I've read more on SH during this weekend and I'm even more conviced that is the right solution for my goal. To summarize right know with RSM (and associated Virtual Lights) I'm doing this:
for every shaded pixel
compute "irradiance" between the pixel and the i-th Virtual Light
This is very slow of course....so a potential solution using SH is:
teake some probes on the scene and for every probe compute incoming radiance and store it using SH.
Then at runtime the shading pass will be:
for every shaded pixel
compute the interpolated irradiance reading the nearest probe using the pixel normal as index into SH
BTW...I'm struggling storing and reading back the irradiance into SH :-(

Mauro, that sounds like the correct approach. About storing the irradiance with SH, what is unclear about the description I wrote in my previous post ? To recap, given a probe and a light, the radiance from the light to the probe has an analytical formula and you can calculate directly the corresponding SH coefficients.
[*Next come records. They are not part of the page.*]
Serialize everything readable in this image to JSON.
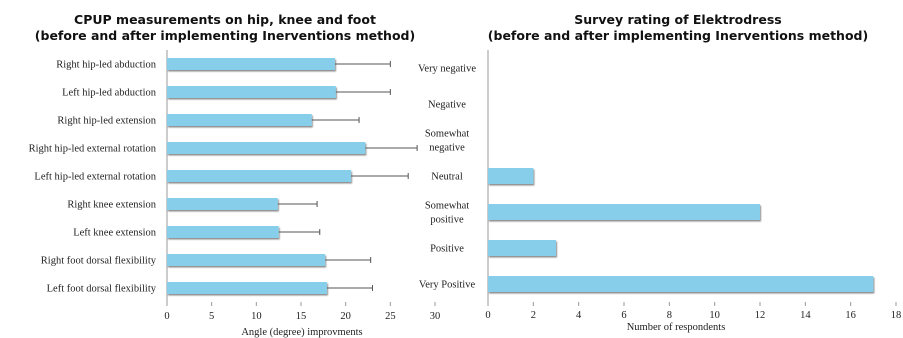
{
  "chart_data": [
    {
      "type": "bar",
      "orientation": "horizontal",
      "title": [
        "CPUP measurements on hip, knee and foot",
        "(before and after implementing Inerventions method)"
      ],
      "categories": [
        "Right hip-led abduction",
        "Left hip-led abduction",
        "Right hip-led extension",
        "Right hip-led external rotation",
        "Left hip-led external rotation",
        "Right knee extension",
        "Left knee extension",
        "Right foot dorsal flexibility",
        "Left foot dorsal flexibility"
      ],
      "values": [
        18.8,
        18.9,
        16.2,
        22.2,
        20.6,
        12.4,
        12.5,
        17.7,
        17.9
      ],
      "error_plus": [
        6.2,
        6.1,
        5.3,
        5.8,
        6.4,
        4.4,
        4.6,
        5.1,
        5.1
      ],
      "xlabel": "Angle (degree) improvments",
      "ylabel": "",
      "xlim": [
        0,
        30
      ],
      "xticks": [
        0,
        5,
        10,
        15,
        20,
        25,
        30
      ],
      "grid": false,
      "legend": "none",
      "bar_color": "#87CEEB"
    },
    {
      "type": "bar",
      "orientation": "horizontal",
      "title": [
        "Survey rating of Elektrodress",
        "(before and after implementing Inerventions method)"
      ],
      "categories": [
        [
          "Very negative"
        ],
        [
          "Negative"
        ],
        [
          "Somewhat",
          "negative"
        ],
        [
          "Neutral"
        ],
        [
          "Somewhat",
          "positive"
        ],
        [
          "Positive"
        ],
        [
          "Very Positive"
        ]
      ],
      "values": [
        0,
        0,
        0,
        2,
        12,
        3,
        17
      ],
      "xlabel": "Number of respondents",
      "ylabel": "",
      "xlim": [
        0,
        18
      ],
      "xticks": [
        0,
        2,
        4,
        6,
        8,
        10,
        12,
        14,
        16,
        18
      ],
      "grid": false,
      "legend": "none",
      "bar_color": "#87CEEB"
    }
  ]
}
Mauro, that sounds like the correct approach. About storing the irradiance with SH, what is unclear about the description I wrote in my previous post ? To recap, given a probe and a light, the radiance from the light to the probe has an analytical formula and you can calculate directly the corresponding SH coefficients.

well almoust clear...working on this...hope to post reusults soon...also exploring "shooting" rays from the probe to get incoming radiance....

I get the key point after reading the paper "Stupid SH Tricks": for my own goal the best solution would be compute the incoming radiance from a VPL from all the possible directions over a sphere. This is just the integral over a surface. Of course I was aware that storing this was impossible for real time solution.
So I reading the paper I had sort of enlightment: SH will allow me to express the above integral using SH basis and original fuction samples. SH basis simple express the sampling direction....of course we've some degree of detail here....second order SH is just a raw solution....high order SH can better approximate the spherical function...
This will awill allow me to reconstruct original (approximated) function later on shading phase....Very similar to Fourier series for 1D case.

back on work now....

EDIT: the bad news is that I'll probably not go throught Light Propagation Volume but stick with Irradiance Volume...mostly becouse LPV requires DX11 hardware to be efficently implemented (even if volume textures can be handled in DX9 using some tricky code)

mauro78. Man, it is need study integrals, rows, differential expressions for understand SH. I study that from march of 2013. Some integrals of lighting decompose into orthogonal function (function can be presented as multidimensional vector and a dot will be match for integral).